Or, How A Novel from 1985 and a Movie from Last Year are Related in My Head
Had an opportunity to rewatch The Last Jedi yesterday and noticed something that made the plot make better sense.
One of the things that annoyed me about the B-Plot was how Vice Admiral Pink-Hair’s escape plan ends up being incredibly non-functional. Like, your entire idea was to let the big ships get blown up and hope they don’t notice the escape pods? Isn’t noticing escape pods something the Empire/First Order generally does?
But on the rewatch, I noticed that the First Order only notices this because Benicio del Twitchy tells them that. And he does that because they got caught. So if Poe had never sent Finn and Rose on that wild goose chase, the plan would have had a better chance of working.

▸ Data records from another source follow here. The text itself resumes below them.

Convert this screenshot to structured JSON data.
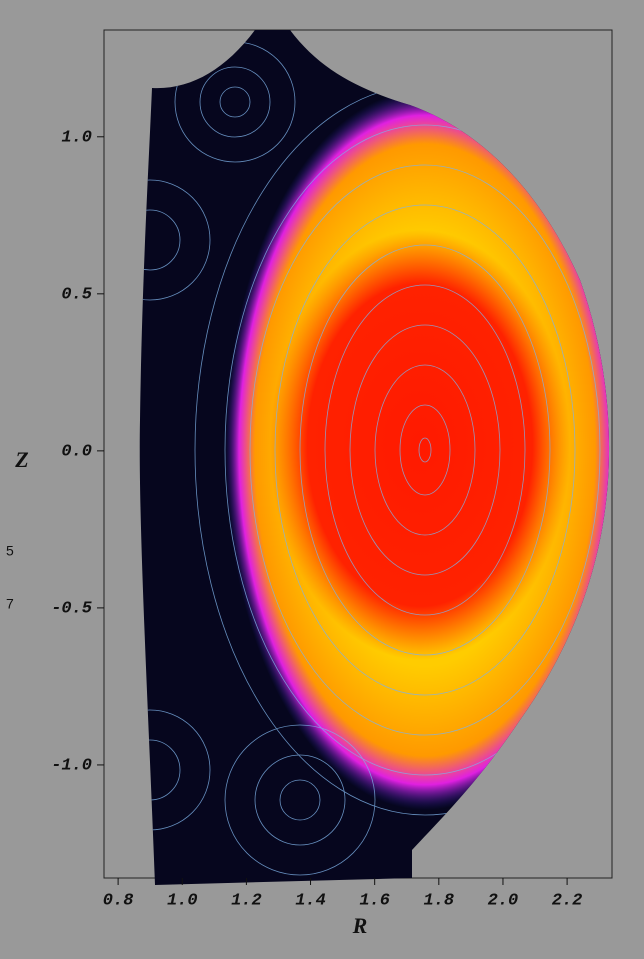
{
  "chart_data": {
    "type": "image",
    "xlabel": "R",
    "ylabel": "Z",
    "xlim": [
      0.756,
      2.34
    ],
    "ylim": [
      -1.36,
      1.34
    ],
    "xticks": [
      {
        "value": 0.8,
        "label": "0.8"
      },
      {
        "value": 1,
        "label": "1.0"
      },
      {
        "value": 1.2,
        "label": "1.2"
      },
      {
        "value": 1.4,
        "label": "1.4"
      },
      {
        "value": 1.6,
        "label": "1.6"
      },
      {
        "value": 1.8,
        "label": "1.8"
      },
      {
        "value": 2,
        "label": "2.0"
      },
      {
        "value": 2.2,
        "label": "2.2"
      }
    ],
    "yticks": [
      {
        "value": 1,
        "label": "1.0"
      },
      0.5,
      {
        "value": 0,
        "label": "0.0"
      },
      -0.5,
      {
        "value": -1,
        "label": "-1.0"
      }
    ],
    "annotations": [
      "5",
      "7"
    ]
  }
}
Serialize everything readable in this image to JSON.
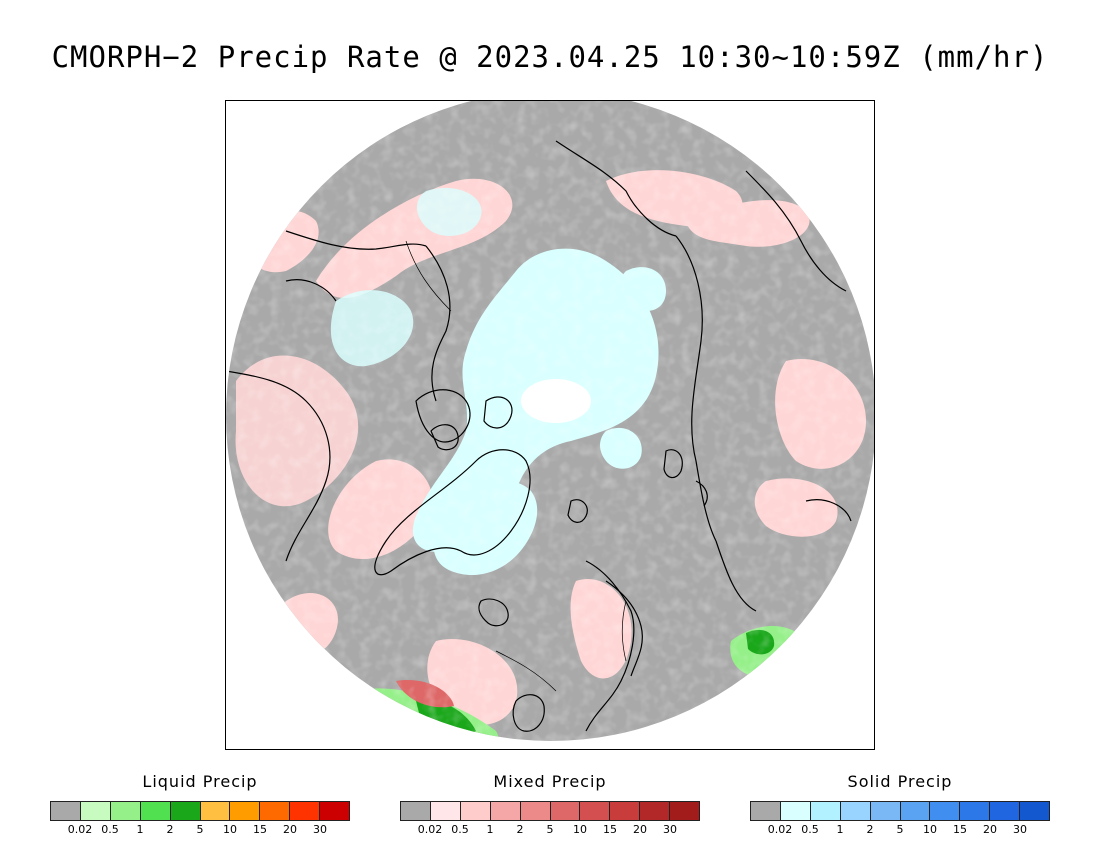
{
  "title": "CMORPH−2 Precip Rate @ 2023.04.25 10:30~10:59Z (mm/hr)",
  "map": {
    "projection": "north-polar-stereographic",
    "colors": {
      "background": "#a9a9a9",
      "outside": "#ffffff",
      "coastline": "#000000"
    }
  },
  "legends": [
    {
      "title": "Liquid Precip",
      "colors": [
        "#a9a9a9",
        "#c8fbc0",
        "#96f08a",
        "#50e050",
        "#1aa71a",
        "#ffbf40",
        "#ff9d00",
        "#ff6a00",
        "#ff3300",
        "#cc0000"
      ],
      "labels": [
        "0.02",
        "0.5",
        "1",
        "2",
        "5",
        "10",
        "15",
        "20",
        "30"
      ]
    },
    {
      "title": "Mixed Precip",
      "colors": [
        "#a9a9a9",
        "#ffe6e8",
        "#ffcccc",
        "#f5a6a6",
        "#ec8a8a",
        "#de6868",
        "#d45050",
        "#c83c3c",
        "#b22828",
        "#a21c1c"
      ],
      "labels": [
        "0.02",
        "0.5",
        "1",
        "2",
        "5",
        "10",
        "15",
        "20",
        "30"
      ]
    },
    {
      "title": "Solid Precip",
      "colors": [
        "#a9a9a9",
        "#d9ffff",
        "#b2f1ff",
        "#98d4ff",
        "#7ab8f5",
        "#5aa2f2",
        "#3f8ef0",
        "#2c78e8",
        "#1f66e0",
        "#1458d0"
      ],
      "labels": [
        "0.02",
        "0.5",
        "1",
        "2",
        "5",
        "10",
        "15",
        "20",
        "30"
      ]
    }
  ]
}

Okay. That makes better sense now. I don’t quite know how I missed that in the theater, but it does make things fit better.
Had a similar experience reading the end of Less Than Zero on Saturday. My existing Goodreads review of the novel is as follows:
Less Than Zero by Bret Easton Ellis
My rating: 3 of 5 stars
I really don’t know if I like this book or not. It weaves a compelling, melancholy vision, that much is certain. But it does so within the first few pages, and then it doesn’t really do anything else. There doesn’t seem to be anything like an arc or even much of a plot. Because to have these things you need a conflict, and this novel’s protagonist seems to lack any semblance of emotional ties to anything. Which, of course, us the point. But it does repeat after the first hundred pages.
Supposedly Ellis hated the movie version, and one can see why: the film barely resembles the book at all. But how else this story becomes a movie is beyond me.
And the Encounter with Nihilism is not the less present on the re-read. But I caught a scene on the end, perhaps glossed over before, in which the protagonist Clay is forced by sorta-girlfriend Blair to confront his emotional coldness. And he sort of does. Now, as typical with Ellis, this confrontation brings no catharsis. Indeed, in the next scene, the same two characters are right back in the thicket of her neediness and his dysfunction as though the previous scene had not happened. Because Confronting your Reality doesn’t always pay off in real life like it does in literature. Still, the protagonist approaching Awareness of his situation, rather than simply inhabiting it like a ghost in a mausoleum, does put a kind of capstone on the book.
All of which speaks to the need to read/watch things more than once. Because the detail you missed can be the detail that changes your perception.